Борис пришел сдавать кровь в понедельник, первым по записи. Вошел, высокий, красивый, в свитере и с палочкой, и остановился возле двери.
– Здравствуйте, мне кровь сдать.
Смотрел прямо перед собой. Таня не сразу догадалась, что он слепой. Потом усадила на стул, попросила закатать рукав. Игла легко вошла в тонкую вену. Попала с первого раза. Подставила пробирку.
– Вот и хорошо.
Борис удивился:
– Да вы мастер! Мне с первого раза никогда не попадают. Говорят, вены плохие.
– Почему же? Хорошие вены, только тонкие.
Он засмеялся:
– Так все говорят, – плохие, потому что тонкие...
– Не знаю... Честно говоря, это единственное, что я хорошо делаю, – почему-то сказала Таня.
– Это не так уж мало, – сказал, повернул голову в ее сторону и улыбнулся.
«Может, он все же немного видит, – подумала Таня. – Неужели улыбнулся просто так, одному моему голосу?»
Он немедленно подтвердил:
– У вас голос очень хороший. Вам, наверное, сто раз говорили?
Ей никогда этого не говорили. Говорили, что глаза, лицо, волосы, ноги... а про голос никогда не говорили.
– Нет, такого никогда не говорили.
– Есть вещи, которые начинаешь замечать только тогда, когда становишься слепым, – сказал он и опять улыбнулся.
Улыбка у него была совсем особая, – неопределенная и не наружу обращенная, а внутрь.

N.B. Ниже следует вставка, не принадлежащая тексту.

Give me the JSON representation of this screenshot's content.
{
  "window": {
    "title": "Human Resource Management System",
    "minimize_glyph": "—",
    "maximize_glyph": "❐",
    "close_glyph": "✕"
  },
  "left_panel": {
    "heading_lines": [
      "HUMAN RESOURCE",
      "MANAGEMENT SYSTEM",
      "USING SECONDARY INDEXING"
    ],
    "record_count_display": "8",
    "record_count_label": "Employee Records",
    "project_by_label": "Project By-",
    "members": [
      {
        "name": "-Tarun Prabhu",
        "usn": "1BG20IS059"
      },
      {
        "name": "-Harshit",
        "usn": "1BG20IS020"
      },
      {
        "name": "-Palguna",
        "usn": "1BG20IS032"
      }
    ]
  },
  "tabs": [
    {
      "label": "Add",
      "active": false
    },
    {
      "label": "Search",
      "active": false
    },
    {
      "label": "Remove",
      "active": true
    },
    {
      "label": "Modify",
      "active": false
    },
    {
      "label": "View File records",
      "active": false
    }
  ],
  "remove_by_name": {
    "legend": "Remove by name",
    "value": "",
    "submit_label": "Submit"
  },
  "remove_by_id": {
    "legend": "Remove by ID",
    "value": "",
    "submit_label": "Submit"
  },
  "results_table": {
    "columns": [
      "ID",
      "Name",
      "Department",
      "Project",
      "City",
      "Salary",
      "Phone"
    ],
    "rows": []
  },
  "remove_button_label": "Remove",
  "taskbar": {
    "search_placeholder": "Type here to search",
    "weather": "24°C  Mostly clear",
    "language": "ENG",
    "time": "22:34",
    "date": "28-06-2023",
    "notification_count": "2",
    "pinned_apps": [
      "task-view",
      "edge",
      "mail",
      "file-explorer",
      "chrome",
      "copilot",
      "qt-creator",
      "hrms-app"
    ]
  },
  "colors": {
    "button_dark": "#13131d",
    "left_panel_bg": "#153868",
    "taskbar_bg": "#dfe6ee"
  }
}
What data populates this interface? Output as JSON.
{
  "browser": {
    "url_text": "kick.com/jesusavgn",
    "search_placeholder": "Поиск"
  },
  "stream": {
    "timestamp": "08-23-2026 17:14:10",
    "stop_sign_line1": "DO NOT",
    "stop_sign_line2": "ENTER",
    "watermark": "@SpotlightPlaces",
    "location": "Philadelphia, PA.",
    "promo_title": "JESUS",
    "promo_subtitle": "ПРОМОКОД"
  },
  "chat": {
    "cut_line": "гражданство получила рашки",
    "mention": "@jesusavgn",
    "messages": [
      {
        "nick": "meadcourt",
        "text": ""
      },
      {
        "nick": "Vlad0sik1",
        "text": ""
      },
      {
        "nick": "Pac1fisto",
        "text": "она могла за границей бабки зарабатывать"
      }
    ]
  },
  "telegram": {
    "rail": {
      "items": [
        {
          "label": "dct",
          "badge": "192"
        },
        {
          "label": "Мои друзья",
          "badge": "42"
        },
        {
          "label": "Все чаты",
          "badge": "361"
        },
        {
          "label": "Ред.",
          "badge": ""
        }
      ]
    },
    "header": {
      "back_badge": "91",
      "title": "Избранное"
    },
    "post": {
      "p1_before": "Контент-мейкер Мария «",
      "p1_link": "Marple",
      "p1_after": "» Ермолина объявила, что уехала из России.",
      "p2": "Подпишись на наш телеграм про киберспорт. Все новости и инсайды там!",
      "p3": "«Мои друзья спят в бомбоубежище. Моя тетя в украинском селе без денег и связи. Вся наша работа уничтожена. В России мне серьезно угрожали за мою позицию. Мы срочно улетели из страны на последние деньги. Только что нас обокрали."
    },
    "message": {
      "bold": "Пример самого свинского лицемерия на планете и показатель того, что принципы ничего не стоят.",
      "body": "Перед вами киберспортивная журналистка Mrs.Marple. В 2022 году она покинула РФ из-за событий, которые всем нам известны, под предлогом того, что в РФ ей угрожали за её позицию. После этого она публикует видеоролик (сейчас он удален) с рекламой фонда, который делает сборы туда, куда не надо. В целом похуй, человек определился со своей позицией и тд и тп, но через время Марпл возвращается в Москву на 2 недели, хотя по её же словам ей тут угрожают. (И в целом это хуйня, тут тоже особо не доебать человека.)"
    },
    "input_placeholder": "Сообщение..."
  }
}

Пробирка наполнилась, Таня поставила ее в штатив, прилепила марлевую салфетку к ранке.
– Все.
– Спасибо.
Он встал со стула, повернулся лицом к двери. Палка была у него в левой руке, а правую держал, согнув в локте, перед собой, как локатор.
– Я вас провожу до лестницы, – Таня взяла его под руку. Под свитером ощутила плотные мышцы предплечья. Он высвободил руку, перехватил сам. Это он вывел ее в коридор, а не она его. Шли по длинному коридору молча, медленно.
– Лестница, – произнесла Таня. Он кивнул.
Спустились на первый этаж.
– Спасибо, что вы меня проводили. Это было очень приятно... в качестве услуги инвалиду, – и усмехнулся криво.
– Анализы в четверг будут готовы. Может быть, вам позвонить и сообщить результаты?
– Не стоит. Я приеду за результатами.
Таня смотрела ему вслед: свитер-то был на нем хороший, заграничный, а брюки – от военного обмундирования, офицерские.
В четверг он пришел с цветами, три толстоногих синих гиацинта с могучим запахом.
Слепому человеку трудно ухаживать за женщиной. Но Борису это как-то удалось. Таня шла ему навстречу. Не шла, бежала... И сближение произошло стремительно.
У Бориса оказалась чудесная мать, школьная учительница. После того, как сын потерял зрение, а вскоре и семью, Наталья Ивановна вышла на пенсию и помогала Борису освоиться в новых обстоятельствах. За четыре года Борис научился новой жизни, нашел работу, – преподавал физику в том самом техникуме, где когда-то учился Танин муж Сережа.
Наталья Ивановна в Тане не чаяла души. Наверное, она и рассказала Борису, какая Таня красавица. Руки его не обладали той чувствительностью, которая свойственна слепым от рождения. Но ее было вполне достаточно, чтобы узнать красоту Таниного тела. Брак их оказался очень счастливым. Через год родился сын Боря. Когда они шли по улице, люди обращали на них внимание, так они были красивы. Но только внимательный человек догадывался, что плечистый мужчина слеп. Таня после родов сильно растолстела, и тело ее перестало вызывать острый интерес у молодых мужчин. Оно принадлежало слепому мужу. Так же, как и ее ровная, светлая и совершенно спокойная красота.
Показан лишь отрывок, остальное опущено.